The duchess shrugged.
“Lieutenant Jamison was prowling the premises, Commander, and came across a door in the stables, hidden behind hay bales. Curious chap that he is, he moved the hay bales and opened the door, and lo and behold, there was a Packard automobile up on blocks and otherwise preserved for the duration and six months. Somehow, Her Gracefulness had simply forgotten about it when His Majesty’s Government came around requisitioning motorcars. ”
The duchess, Bitter saw, was embarrassed.
“Once the car surfaced, however,” Canidy said, “she was of course anxious to put it to work in the war effort. And who was the most deserving person we could think of?”
Bitter chuckled.
"So we painted ’U.S. Army’ on the doors, and Whittaker’s serial number on the hood.”
“Whittaker’s serial number?”
“We haven’t figured out how to get the proper papers for it yet,” Whittaker said. “We are trusting in the hunch that very few MPs are going to demand the trip ticket of a U.S. Army Packard driven by an English lady sergeant.”
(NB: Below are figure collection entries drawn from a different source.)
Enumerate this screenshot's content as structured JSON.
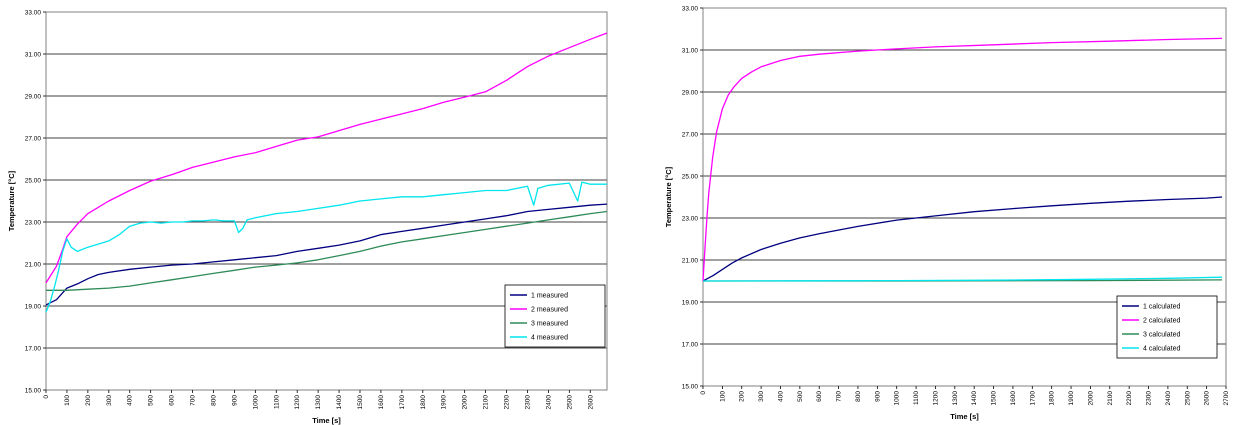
{
  "chart_data": [
    {
      "type": "line",
      "xlabel": "Time [s]",
      "ylabel": "Temperature [°C]",
      "xlim": [
        0,
        2680
      ],
      "ylim": [
        15,
        33
      ],
      "xticks": [
        0,
        100,
        200,
        300,
        400,
        500,
        600,
        700,
        800,
        900,
        1000,
        1100,
        1200,
        1300,
        1400,
        1500,
        1600,
        1700,
        1800,
        1900,
        2000,
        2100,
        2200,
        2300,
        2400,
        2500,
        2600
      ],
      "yticks": [
        "15.00",
        "17.00",
        "19.00",
        "21.00",
        "23.00",
        "25.00",
        "27.00",
        "29.00",
        "31.00",
        "33.00"
      ],
      "grid": "horizontal",
      "legend_position": "bottom-right",
      "series": [
        {
          "name": "1 measured",
          "color": "#000080",
          "x": [
            0,
            50,
            100,
            150,
            200,
            250,
            300,
            400,
            500,
            600,
            700,
            800,
            900,
            1000,
            1100,
            1200,
            1300,
            1400,
            1500,
            1600,
            1700,
            1800,
            1900,
            2000,
            2100,
            2200,
            2300,
            2400,
            2500,
            2600,
            2680
          ],
          "values": [
            19.05,
            19.3,
            19.85,
            20.05,
            20.3,
            20.5,
            20.6,
            20.75,
            20.85,
            20.95,
            21.0,
            21.1,
            21.2,
            21.3,
            21.4,
            21.6,
            21.75,
            21.9,
            22.1,
            22.4,
            22.55,
            22.7,
            22.85,
            23.0,
            23.15,
            23.3,
            23.5,
            23.6,
            23.7,
            23.8,
            23.85
          ]
        },
        {
          "name": "2 measured",
          "color": "#ff00ff",
          "x": [
            0,
            50,
            80,
            100,
            150,
            200,
            300,
            400,
            500,
            600,
            700,
            800,
            900,
            1000,
            1100,
            1200,
            1300,
            1400,
            1500,
            1600,
            1700,
            1800,
            1900,
            2000,
            2100,
            2200,
            2300,
            2400,
            2500,
            2600,
            2680
          ],
          "values": [
            20.1,
            20.9,
            21.7,
            22.3,
            22.9,
            23.4,
            24.0,
            24.5,
            24.95,
            25.25,
            25.6,
            25.85,
            26.1,
            26.3,
            26.6,
            26.9,
            27.05,
            27.35,
            27.65,
            27.9,
            28.15,
            28.4,
            28.7,
            28.95,
            29.2,
            29.75,
            30.4,
            30.9,
            31.3,
            31.7,
            32.0
          ]
        },
        {
          "name": "3 measured",
          "color": "#2e8b57",
          "x": [
            0,
            100,
            200,
            300,
            400,
            500,
            600,
            700,
            800,
            900,
            1000,
            1100,
            1200,
            1300,
            1400,
            1500,
            1600,
            1700,
            1800,
            1900,
            2000,
            2100,
            2200,
            2300,
            2400,
            2500,
            2600,
            2680
          ],
          "values": [
            19.75,
            19.75,
            19.8,
            19.85,
            19.95,
            20.1,
            20.25,
            20.4,
            20.55,
            20.7,
            20.85,
            20.95,
            21.05,
            21.2,
            21.4,
            21.6,
            21.85,
            22.05,
            22.2,
            22.35,
            22.5,
            22.65,
            22.8,
            22.95,
            23.1,
            23.25,
            23.4,
            23.5
          ]
        },
        {
          "name": "4 measured",
          "color": "#00e5ee",
          "x": [
            0,
            20,
            40,
            60,
            80,
            100,
            120,
            150,
            200,
            250,
            300,
            350,
            400,
            450,
            500,
            550,
            600,
            650,
            700,
            750,
            800,
            850,
            900,
            920,
            940,
            960,
            1000,
            1100,
            1200,
            1300,
            1400,
            1500,
            1600,
            1700,
            1800,
            1900,
            2000,
            2100,
            2200,
            2300,
            2330,
            2350,
            2400,
            2500,
            2540,
            2560,
            2600,
            2680
          ],
          "values": [
            18.7,
            19.2,
            19.9,
            20.7,
            21.6,
            22.2,
            21.8,
            21.6,
            21.8,
            21.95,
            22.1,
            22.4,
            22.8,
            22.95,
            23.0,
            22.95,
            23.0,
            23.0,
            23.05,
            23.05,
            23.1,
            23.05,
            23.05,
            22.5,
            22.7,
            23.1,
            23.2,
            23.4,
            23.5,
            23.65,
            23.8,
            24.0,
            24.1,
            24.2,
            24.2,
            24.3,
            24.4,
            24.5,
            24.5,
            24.7,
            23.8,
            24.6,
            24.75,
            24.85,
            24.0,
            24.9,
            24.8,
            24.8
          ]
        }
      ]
    },
    {
      "type": "line",
      "xlabel": "Time [s]",
      "ylabel": "Temperature [°C]",
      "xlim": [
        0,
        2700
      ],
      "ylim": [
        15,
        33
      ],
      "xticks": [
        0,
        100,
        200,
        300,
        400,
        500,
        600,
        700,
        800,
        900,
        1000,
        1100,
        1200,
        1300,
        1400,
        1500,
        1600,
        1700,
        1800,
        1900,
        2000,
        2100,
        2200,
        2300,
        2400,
        2500,
        2600,
        2700
      ],
      "yticks": [
        "15.00",
        "17.00",
        "19.00",
        "21.00",
        "23.00",
        "25.00",
        "27.00",
        "29.00",
        "31.00",
        "33.00"
      ],
      "grid": "horizontal",
      "legend_position": "bottom-right",
      "series": [
        {
          "name": "1 calculated",
          "color": "#000080",
          "x": [
            0,
            10,
            50,
            100,
            150,
            200,
            300,
            400,
            500,
            600,
            800,
            1000,
            1200,
            1400,
            1600,
            1800,
            2000,
            2200,
            2400,
            2600,
            2680
          ],
          "values": [
            20.0,
            20.05,
            20.25,
            20.55,
            20.85,
            21.1,
            21.5,
            21.8,
            22.05,
            22.25,
            22.6,
            22.9,
            23.1,
            23.3,
            23.45,
            23.58,
            23.7,
            23.8,
            23.88,
            23.95,
            24.0
          ]
        },
        {
          "name": "2 calculated",
          "color": "#ff00ff",
          "x": [
            0,
            10,
            20,
            30,
            50,
            70,
            100,
            130,
            160,
            200,
            250,
            300,
            400,
            500,
            600,
            800,
            1000,
            1200,
            1500,
            1800,
            2100,
            2400,
            2680
          ],
          "values": [
            20.0,
            21.5,
            23.0,
            24.2,
            25.9,
            27.1,
            28.2,
            28.85,
            29.25,
            29.65,
            29.95,
            30.2,
            30.5,
            30.7,
            30.8,
            30.95,
            31.05,
            31.15,
            31.25,
            31.35,
            31.42,
            31.5,
            31.55
          ]
        },
        {
          "name": "3 calculated",
          "color": "#2e8b57",
          "x": [
            0,
            1000,
            2000,
            2680
          ],
          "values": [
            20.0,
            20.0,
            20.02,
            20.05
          ]
        },
        {
          "name": "4 calculated",
          "color": "#00e5ee",
          "x": [
            0,
            500,
            1000,
            1500,
            2000,
            2400,
            2680
          ],
          "values": [
            20.0,
            20.01,
            20.02,
            20.04,
            20.08,
            20.13,
            20.18
          ]
        }
      ]
    }
  ]
}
"Stevens has chosen to look the other way,” Canidy said. “But I suppose there are those who would consider my personal Packard violates some petty regulation or other.”
“So be careful, Ed,” Whittaker said.
“There’s a moral in this tale, Edwin,” Canidy said.
“I’d love to know what it is.”
“If you hadn’t been nosy and asked questions, you would not now possess potentially damaging information. If you should now encounter an overzealous policeman, you can no longer honestly proclaim innocence.”
“What am I supposed to say if I get stopped?” Bitter asked.
“Don’t get stopped,” Canidy said. “That would be easier.”